Khan F. Clin Infect Dis. 2012;55:1154-1163.
Antiretroviral therapy reduced the risk for tuberculosis relapse among those with HIV and active tuberculosis, according to researchers from McGill University in Montreal.
The researchers updated a systematic review and meta-analysis that included data on the effects of rifamycins, the schedule of dosing in the intensive phase and the use of ART on TB treatment outcomes, including failure, relapse and death. They identified studies conducted in patients with HIV and active TB that were published from January 2008 to November 2011.“Infection with HIV increases the risk of poor tuberculosis treatment outcomes including death, relapse and acquired drug resistance to antituberculosis medications,” the researchers wrote. “These worse outcomes have raised concerns surrounding the use of standard tuberculosis treatment regimens in patients with HIV.”
Seven studies were added to the update. When the data from these studies were included, the researchers found that the risk for relapse was lower among patients who received 9 or more months of rifampin treatment vs. 6 months of rifampin. The odds of relapse were also higher with shorter durations of other rifamycins.

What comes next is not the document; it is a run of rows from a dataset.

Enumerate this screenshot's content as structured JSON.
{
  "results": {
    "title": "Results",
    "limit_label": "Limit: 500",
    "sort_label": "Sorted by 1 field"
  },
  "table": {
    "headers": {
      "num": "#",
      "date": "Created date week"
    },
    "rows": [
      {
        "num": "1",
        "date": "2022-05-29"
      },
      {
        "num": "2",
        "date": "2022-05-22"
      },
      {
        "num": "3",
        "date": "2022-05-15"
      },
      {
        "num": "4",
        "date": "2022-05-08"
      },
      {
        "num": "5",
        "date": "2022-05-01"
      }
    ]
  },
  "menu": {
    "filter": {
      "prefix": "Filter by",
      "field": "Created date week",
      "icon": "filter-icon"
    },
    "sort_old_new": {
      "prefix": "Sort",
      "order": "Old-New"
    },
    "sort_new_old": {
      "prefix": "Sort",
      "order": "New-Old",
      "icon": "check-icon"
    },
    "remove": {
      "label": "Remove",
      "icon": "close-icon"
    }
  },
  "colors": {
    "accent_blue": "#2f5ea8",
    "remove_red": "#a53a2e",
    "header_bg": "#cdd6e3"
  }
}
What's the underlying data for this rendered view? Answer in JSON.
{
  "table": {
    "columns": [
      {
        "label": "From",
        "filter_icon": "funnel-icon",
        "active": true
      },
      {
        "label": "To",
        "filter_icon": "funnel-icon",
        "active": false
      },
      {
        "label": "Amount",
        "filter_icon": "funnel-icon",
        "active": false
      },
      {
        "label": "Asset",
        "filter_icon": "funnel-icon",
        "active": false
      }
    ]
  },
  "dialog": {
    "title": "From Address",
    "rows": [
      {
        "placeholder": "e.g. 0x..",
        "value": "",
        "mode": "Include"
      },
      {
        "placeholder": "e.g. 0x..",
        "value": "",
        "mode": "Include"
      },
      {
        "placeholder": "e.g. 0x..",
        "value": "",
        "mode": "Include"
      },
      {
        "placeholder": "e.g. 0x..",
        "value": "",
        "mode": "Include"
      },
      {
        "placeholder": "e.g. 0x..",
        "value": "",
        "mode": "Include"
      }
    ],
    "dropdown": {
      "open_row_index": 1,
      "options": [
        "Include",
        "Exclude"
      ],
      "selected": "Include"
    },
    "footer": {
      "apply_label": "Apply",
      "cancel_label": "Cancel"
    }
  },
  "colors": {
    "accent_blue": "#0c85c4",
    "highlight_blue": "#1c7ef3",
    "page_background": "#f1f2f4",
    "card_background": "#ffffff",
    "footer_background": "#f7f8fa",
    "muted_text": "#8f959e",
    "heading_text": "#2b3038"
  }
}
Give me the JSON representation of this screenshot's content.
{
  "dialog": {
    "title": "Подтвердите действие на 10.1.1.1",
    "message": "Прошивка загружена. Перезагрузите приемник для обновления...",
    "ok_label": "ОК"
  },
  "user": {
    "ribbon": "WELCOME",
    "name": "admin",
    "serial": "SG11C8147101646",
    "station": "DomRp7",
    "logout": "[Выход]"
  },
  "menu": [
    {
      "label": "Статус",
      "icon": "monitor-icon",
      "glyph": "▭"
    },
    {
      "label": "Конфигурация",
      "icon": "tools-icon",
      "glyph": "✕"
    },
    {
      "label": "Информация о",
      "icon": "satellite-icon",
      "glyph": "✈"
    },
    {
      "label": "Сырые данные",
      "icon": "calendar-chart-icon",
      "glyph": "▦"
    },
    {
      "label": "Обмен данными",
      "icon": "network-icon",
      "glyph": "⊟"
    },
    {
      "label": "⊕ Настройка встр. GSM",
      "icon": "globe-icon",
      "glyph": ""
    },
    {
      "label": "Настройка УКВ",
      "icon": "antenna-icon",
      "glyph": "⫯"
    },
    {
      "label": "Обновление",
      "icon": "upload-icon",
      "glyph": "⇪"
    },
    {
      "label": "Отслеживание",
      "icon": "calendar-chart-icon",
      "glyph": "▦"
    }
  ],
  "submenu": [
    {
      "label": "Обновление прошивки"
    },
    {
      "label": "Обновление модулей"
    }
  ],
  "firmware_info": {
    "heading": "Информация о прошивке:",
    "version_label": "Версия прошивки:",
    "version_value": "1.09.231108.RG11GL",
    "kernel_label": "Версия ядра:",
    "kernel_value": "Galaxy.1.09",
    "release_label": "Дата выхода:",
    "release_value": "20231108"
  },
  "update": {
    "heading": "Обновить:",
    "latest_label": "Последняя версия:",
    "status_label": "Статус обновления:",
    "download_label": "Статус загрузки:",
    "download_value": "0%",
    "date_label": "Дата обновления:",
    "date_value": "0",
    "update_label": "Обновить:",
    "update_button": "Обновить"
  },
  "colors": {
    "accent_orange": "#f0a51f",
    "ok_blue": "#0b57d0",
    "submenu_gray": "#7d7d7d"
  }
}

The risk for relapse and acquired drug resistance were lower among patients who were receiving ART. When restricted to those receiving ART, post hoc meta-regression showed that there was no association between rifamycin duration, dosing schedule and outcomes.
“Expanding ART coverage and starting treatment early in the intensive phase among coinfected patients will not only lower mortality but is likely to assist in tuberculosis-control efforts by reducing tuberculosis relapse,” the researchers wrote. “Rapid expansion of ART coverage for coinfected patients is urgently needed.”